Une affaire qui traîne depuis 2003 sans qu’à notre connaissance les préfets successifs n’aient imposé à la multinationale Tereos (Ex Beghin Say)(1) de dépolluer le site.

 

Pourtant la multinationale Tereos (Ex Beghin Say), 1er groupe sucrier français a les moyens financiers de dépolluer ce site ou de confiner la pollution.

 

Le préfet Jean-Luc Marx

doit expliquer  pourquoi il a autorisé

l’année dernière

la distribution d’eau

à partir du captage d’Isles Les Villenoy.

 

Pourtant l’eau de ce  captage présentait des dépassements aux références de qualité pour la turbidité, l’ammonium, le fer et le manganèse.

Pourtant M. le préfet savait que les résultats de certains piézomètres en aval du sarcophage présentaient des concentrations importantes en arsenic,  fer, manganèse, ammonium, nickel …et cela depuis longtemps, comme l’indique l’étude d’impact Terzeo page 76. (2)

 

Pourtant lors de la commission de consultation Coderst du 8/10/2015, qui statuait sur ce dossier, une représentante d’associations environnementales avait attiré l’attention de la préfecture sur les risques concernant ce captage, situé en aval d’un site pollué,  elle s’était abstenue lors du vote, ainsi qu’un médecin et une 3ème participante.

 

Un dossier qui manque de transparence, en effet l'arrêté préfectoral de servitude d'utilité publique a été signé le 17 avril 2012  mais ne figure pas sur le site du Ministère de l’Ecologie (ICPE).

 

Adenca a sollicité la préfecture il y a une semaine pour obtenir plus d’informations, nous vous tiendrons au courant de sa réponse.

 

 

Si vous êtes inquiets

 nous vous conseillons de contacter

Emmanuel Bourgeais

maire d'Isles les Villenoy

ou

 Gérard Péhaut

 sous préfet de Meaux.

 

(1) http://tereos.com/notre-groupe/profil

(2)  http://webissimo.developpement-durable.gouv.fr/IMG/pdf/4-9-ei-tz_juin_2016_cle0457d4.pdf

 

Paru sur le site Basol

Anciens bassins de décantation TEREOS

Commune : Isles-lès-Villenoy

 

L’usine de Villenoy était spécialisée dans la fabrication de sucre cristallisé à partir de betteraves et dans la production de pulpes déshydratées. La sucrerie créée en 1871 et implantée au centre de la commune de Villenoy, entre la Marne et le canal de l’Ourcq, à 1 km au sud de Meaux.
La fabrication du sucre était réalisée sur place et l’activité du site était répartie sur deux zones bien distinctes :
- la « zone du site de l’usine » à Villenoy d’une surface d’environ 15 ha et qui se décompose en trois zones :
- le Patois, qui correspond aux bassins à écumes le long de la Marne, sur une surface d’environ 4,5 ha ;
- la Cloche, qui correspond à l’usine, sur une surface d’environ 7 ha ;
- les Raguins, au nord de l’usine où se trouvent un transformateur à huile et un entrepôt. La superficie est estimée à 3,5 ha. 
- la zone des bassins de stockage des eaux de betteraves sur le site de « La Barricade » qui se trouve à 2 km du site de l’usine et s’étend sur une surface de 60 ha environ. 

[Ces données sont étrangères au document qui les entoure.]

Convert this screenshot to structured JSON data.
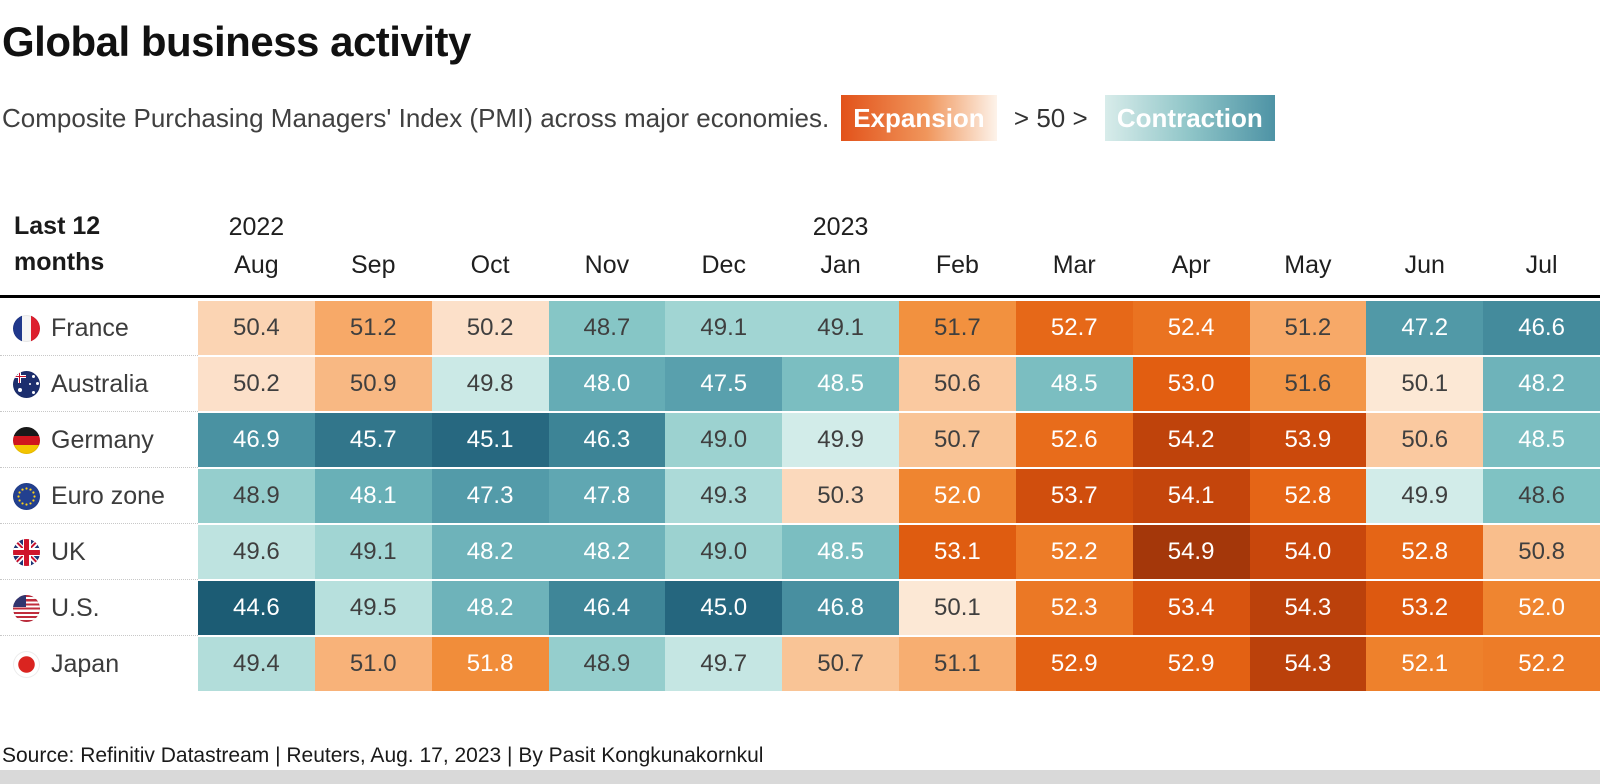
{
  "header": {
    "title": "Global business activity",
    "subtitle": "Composite Purchasing Managers' Index (PMI) across major economies.",
    "legend": {
      "expansion_label": "Expansion",
      "middle_label": " > 50 > ",
      "contraction_label": "Contraction",
      "expansion_gradient": [
        "#e2521a",
        "#f0965c",
        "#fdf3ea"
      ],
      "contraction_gradient": [
        "#d8ecea",
        "#8fc5c8",
        "#4e93a5"
      ]
    }
  },
  "table": {
    "corner_line1": "Last 12",
    "corner_line2": "months"
  },
  "chart_data": {
    "type": "heatmap",
    "title": "Global business activity",
    "subtitle": "Composite Purchasing Managers' Index (PMI) across major economies.",
    "legend_note": "Expansion > 50 > Contraction",
    "months": [
      "Aug",
      "Sep",
      "Oct",
      "Nov",
      "Dec",
      "Jan",
      "Feb",
      "Mar",
      "Apr",
      "May",
      "Jun",
      "Jul"
    ],
    "year_labels": [
      {
        "label": "2022",
        "month_index": 0
      },
      {
        "label": "2023",
        "month_index": 5
      }
    ],
    "rows": [
      {
        "country": "France",
        "flag": "france",
        "values": [
          50.4,
          51.2,
          50.2,
          48.7,
          49.1,
          49.1,
          51.7,
          52.7,
          52.4,
          51.2,
          47.2,
          46.6
        ]
      },
      {
        "country": "Australia",
        "flag": "australia",
        "values": [
          50.2,
          50.9,
          49.8,
          48.0,
          47.5,
          48.5,
          50.6,
          48.5,
          53.0,
          51.6,
          50.1,
          48.2
        ]
      },
      {
        "country": "Germany",
        "flag": "germany",
        "values": [
          46.9,
          45.7,
          45.1,
          46.3,
          49.0,
          49.9,
          50.7,
          52.6,
          54.2,
          53.9,
          50.6,
          48.5
        ]
      },
      {
        "country": "Euro zone",
        "flag": "euro-zone",
        "values": [
          48.9,
          48.1,
          47.3,
          47.8,
          49.3,
          50.3,
          52.0,
          53.7,
          54.1,
          52.8,
          49.9,
          48.6
        ]
      },
      {
        "country": "UK",
        "flag": "uk",
        "values": [
          49.6,
          49.1,
          48.2,
          48.2,
          49.0,
          48.5,
          53.1,
          52.2,
          54.9,
          54.0,
          52.8,
          50.8
        ]
      },
      {
        "country": "U.S.",
        "flag": "us",
        "values": [
          44.6,
          49.5,
          48.2,
          46.4,
          45.0,
          46.8,
          50.1,
          52.3,
          53.4,
          54.3,
          53.2,
          52.0
        ]
      },
      {
        "country": "Japan",
        "flag": "japan",
        "values": [
          49.4,
          51.0,
          51.8,
          48.9,
          49.7,
          50.7,
          51.1,
          52.9,
          52.9,
          54.3,
          52.1,
          52.2
        ]
      }
    ],
    "value_range": [
      44.6,
      54.9
    ],
    "midpoint": 50,
    "color_scale": {
      "contraction_stops": [
        [
          44.5,
          "#1a5972"
        ],
        [
          45.0,
          "#25667e"
        ],
        [
          46.0,
          "#377d90"
        ],
        [
          47.0,
          "#4c94a4"
        ],
        [
          48.0,
          "#65acb5"
        ],
        [
          48.6,
          "#7fc2c3"
        ],
        [
          49.0,
          "#9cd2d0"
        ],
        [
          49.5,
          "#b7e0dd"
        ],
        [
          50.0,
          "#d9efec"
        ]
      ],
      "expansion_stops": [
        [
          50.0,
          "#fdefe2"
        ],
        [
          50.3,
          "#fbd9bc"
        ],
        [
          50.7,
          "#f9c496"
        ],
        [
          51.0,
          "#f8b279"
        ],
        [
          51.3,
          "#f6a560"
        ],
        [
          51.7,
          "#f2913f"
        ],
        [
          52.0,
          "#ef8530"
        ],
        [
          52.5,
          "#e96f1d"
        ],
        [
          53.0,
          "#e25e11"
        ],
        [
          53.5,
          "#d5520e"
        ],
        [
          54.0,
          "#c8470c"
        ],
        [
          54.5,
          "#b23d0a"
        ],
        [
          55.0,
          "#a1360a"
        ]
      ]
    },
    "text_color_rule": {
      "white_if_lte": 48.5,
      "white_if_gte": 51.8,
      "dark_color": "#3f3f3f",
      "light_color": "#ffffff"
    }
  },
  "footer": {
    "source": "Source: Refinitiv Datastream | Reuters, Aug. 17, 2023 | By Pasit Kongkunakornkul"
  }
}
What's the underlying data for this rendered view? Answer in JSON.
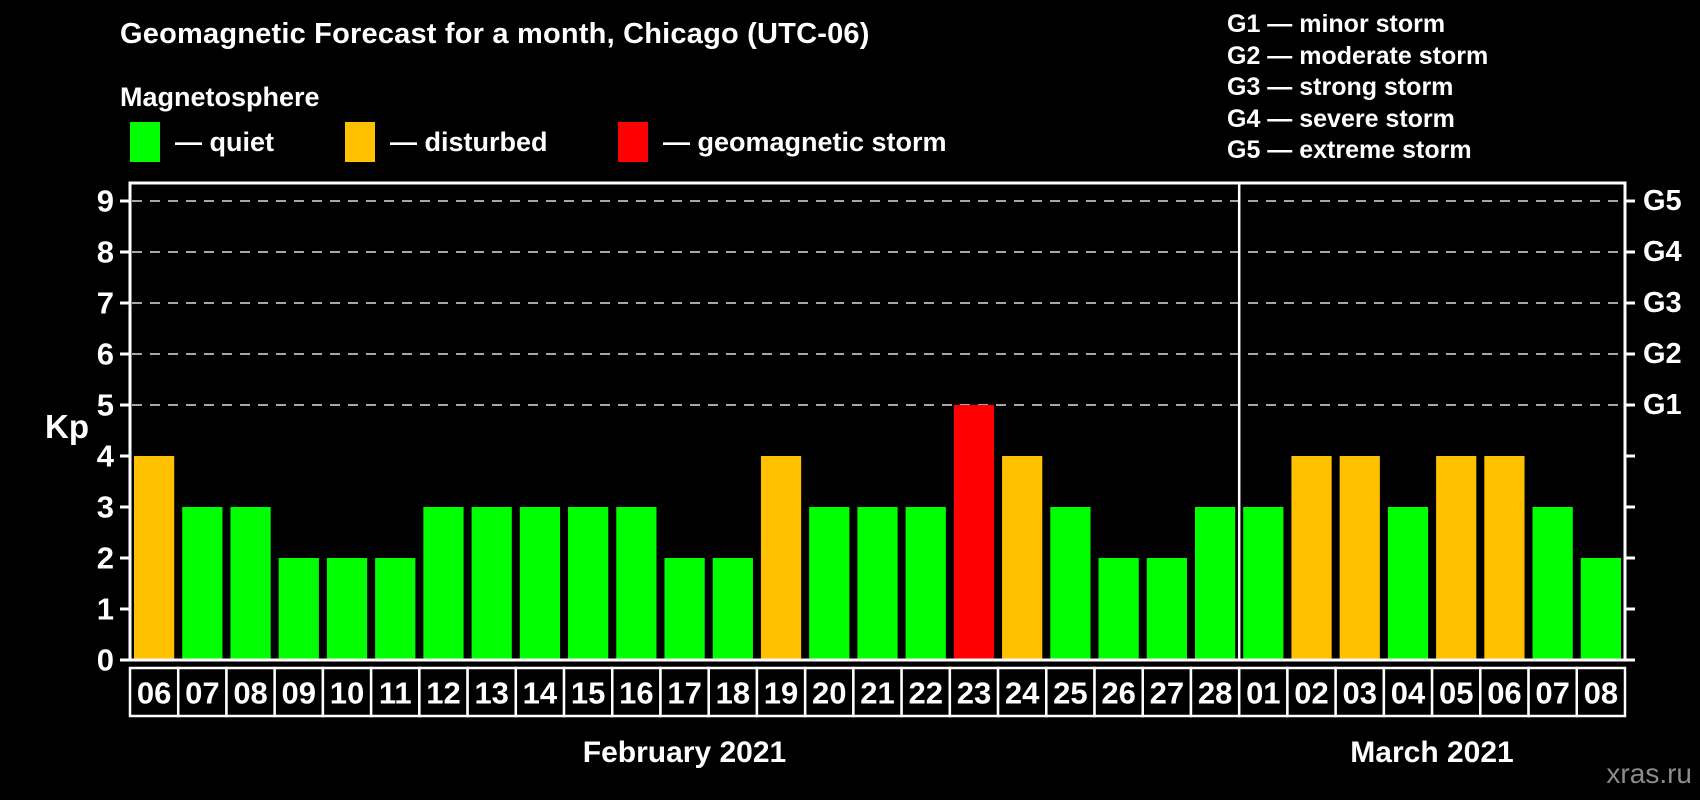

La cessation d'activité du site a eu lieu en 2003 et concernaient les deux zones distinctes:
- la « zone du site de l’usine » à Villenoy,
- la zone des bassins de stockage des eaux de betteraves sur le site de « La Barricade ».

 

Description qualitative :
A l’occasion des travaux de la déviation Sud-Ouest de Meaux, la Direction Départementale de l’Equipement devenue la Direction Départementale des Territoires (DDT) a confié au Laboratoire Régional de l’Est Parisien une étude de pollution des sols.
En effet, des travaux de décapage, préalable à la montée du remblai de la déviation, des sondages à la pelle (fin juillet 2003) ont mis en évidence des remblais au droit d’un merlon situé dans le bassin de décantation 18 ouest de l'ancienne sucrerie. Ces matériaux, noirâtres et malodorants, sont situés sous la membrane d’étanchéité du bassin. Les premiers sondages ont montré un mélange de silt et de gravats sur une épaisseur supérieure à 3 m. 
Huit sondages à la pelle arrêtés par les sables de Beauchamp dans la limite de 5 m de profondeur ont été réalisés le 12 août 2003. 
Selon les auteurs de l’étude, l’examen visuel ne permettant pas d’effectuer de zonages de polluants, ils ont comparé les valeurs moyennes issues des analyses au référentiel des sites pollués. Ainsi, il a été constaté une teneur moyenne en arsenic et cuivre respectivement de 173 mg/kg et 201 mg/kg pour une valeur de définition source sols respectivement de 19 mg/kg et de 95 mg/kg.

Le volume de remblais concerné est estimé à 21 500 m3. L’étude conclut que l’hétérogénéité des concentrations relevées ne justifie pas de mettre ces remblais en centre d’enfouissement technique. 

Pour ne pas retarder l’avancement du chantier, les remblais ont été excavés et confinés dans un bassin sur une autre zone du site afin d’éviter toute lixiviation des sols par les eaux de pluies et d’empêcher toute migration d’éléments du remblai vers l’extérieur. 

Le dossier de la cessation partielle d’activités produit par SITA REMEDIATION pour le compte de TEREOS recommande à l’exploitant de s’assurer de l’étanchéité pérenne de la surface de la zone où ont été apportés les remblais contaminés. 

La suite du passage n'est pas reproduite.